Wisdom of Marion Vol 1.31 (Ecclesiastes 8:1-17)

8th Study: Ecclesiastes 8:1-17

I will begin this week study of Ecclesiastes with a breakdown of Chapter 8 from Pastor Meyers.

There are four stages in Solomon’s teaching in 8:1-17:

1) Solomon gives a general admonition to wise, godly submission (8:1-17)

2) Solomon gives a reminder of the limitations and evil of human governors (8:8-10).

3) There is an exhortation to fear God and exercise faith in the Lord’s final judgment (8:11-14).

4) Finally, Solomon concludes the third section with the now-familiar encouragement to receive God’s gifts without trying to figure everything out (8:15-17). {pp.160}

First, we must learn to be respectful of those who are place in authority over us.  Whether it’s your boss at the job, the pastor at your church, police or the mayor, and even the president, we must obey those in authority even when we disagree or think they are wrong.

As Americans, we have a problem with submitting to those above us. And I believe this is one the big differences between Biblical wisdom and our society’s wisdom. As Christians we must understand those place above us are there according God’s behalf of the human institutions He allowed to be set-up to create a society.
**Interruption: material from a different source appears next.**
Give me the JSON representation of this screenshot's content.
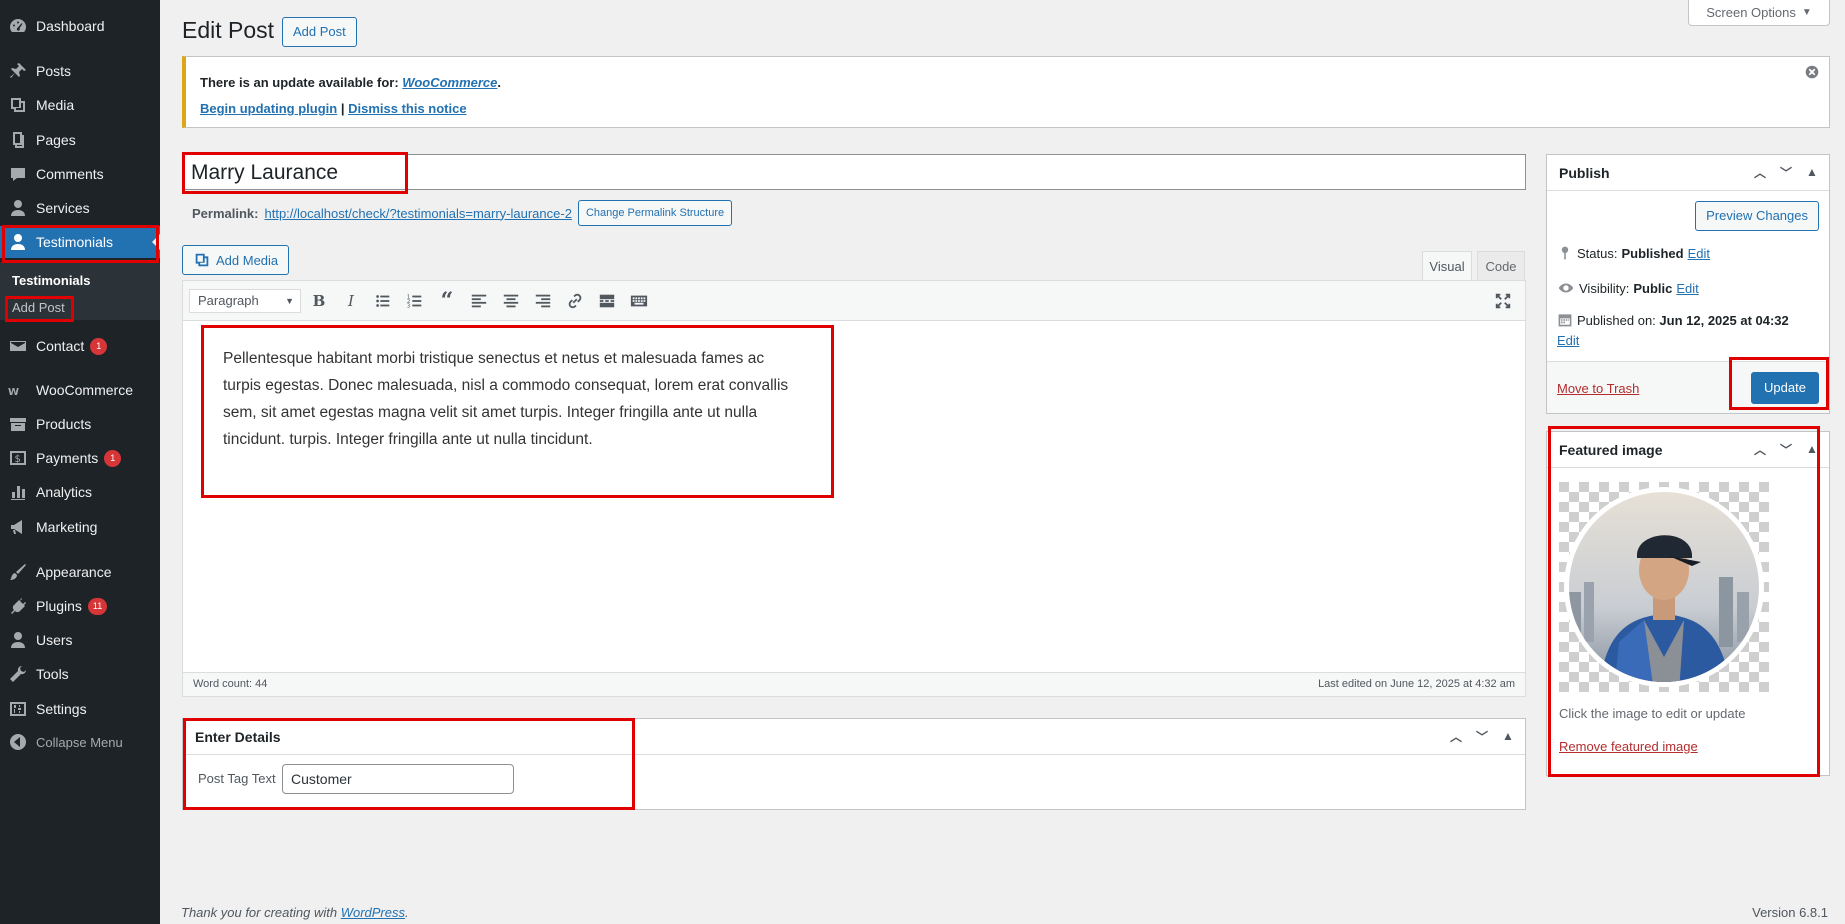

And if we are to obey God (as Christians), we must submit to the leaders he has put over us.

Now, Solomon makes an excellent point in 8:5-6, where he points out the right way to respond to our leaders requires discernment and understanding when is the right time and place to approach those in authority.

Pastor Meyers makes a great analogy when he writes:

Children have such a hard time getting this right precisely because they are immature. They go about dealing with their parents in the wrong way and then are rebuked. Thus, they get the false impression that they have no way to be heard, no voice, no way to talk to their parents about decisions that are made! It is precisely when they mature that they grasp the right way to appeal to authority.   {pp. 162}

However in the next section of Chapter 8,  Solomon deals with the limitations that are over rulers.

Unfortunately, there have been many leaders who think their power is unlimited and even have visions of being a god.  That’s scary because human beings are not made to be worshipped.

For example, one of the biggest problems I have when President Obama was elected that some in the media and liberals started calling him the Messiah.  While, I didn’t vote for him and I deeply respect the historical achievement of being the first Black president.  Calling the Messiah is way over the top and definitely above his pay grade.

We should never give any human being (President or any other leader) that kind of title.

Pastor Meyers writes this:

People in authority are tempted with visions of godhood and divinity. Rulers must remember they are only human. Subjects must remember, too, that their rulers are fallen people who may err in their edicts, laws, and sanctions.

The wise ruler will discern a proper time and judgment for every matter, even though he appreciates the “evil of humanity” and the fact that his power extends only so far. Wickedness cannot be legislated out of existence.

We can’t make people do what we want. Social engineering always goes haywire. Our government over other humans must be tempered with wisdom and humility.

{pp. 163-164}

The next section of Chapter 8, Solomon let us know that we must trust God and exercise faith in his final judgment.

Solomon lets us know that the political situation is uncontrollable by man. This is scary to a lot of people and it has created cynicism, conspiracy theorists, and even paranoia amongst us.  The government is out to get us and we better control our destinies before all our rights are taken away.

Well, Solomon shows us in verses 11-12, that paranoia and cynicism are not the way to act in our lives:

Because the sentence against an evil deed is not executed speedily, the heart of the children of man is fully set to do evil. Though a sinner does evil a hundred times and prolongs his life, yet I know that it will be well with those who fear God, because they fear before him.  {ESV}

We have to trust in God’s final judgment even if it seems that bad people or leaders are getting away with their wrong deeds.  I know to a lot of people that seems wrong and even naive.  But if God is who he says he is through scripture, then we must believe judgment will come to everyone and he will dealt with it accordingly.

In conclusion of the chapter, Solomon encourages us to enjoy the food and drink and great gifts God has given us without trying to figure everything out.

Verse 15 is perfect when Solomon writes:

And I commend joy, for man has no good thing under the sun but to eat and drink and be joyful, for this will go with him in his toil through the days of his life that God has given him under the sun.

I believe as Christians we take ourselves too seriously.  I must admit that has been my issue as well.  But one of things I love about the book of Ecclesiastes is the Solomon reminds throughout that God wants us to enjoy ourselves in life and have faith in Him to handle the big issues. 

I know as a man, we have this need to solve everything and be recognized for it.  But God, our creator, knows humans better than we know our ourselves and if we truly believe him, then we must step aside and let Him orchestrate everything or otherwise there really is no reason to believe in Him if we want to control it ourselves.

See you next week.

Here are a couple of questions from this week’s study to think about:

1) Why do you think as Americans we have a problem submitting to those in authority over us?  Be a pastor or boss or even president?

2) Why do we always look for a Messiah in a human leader instead of looking to God for our needs?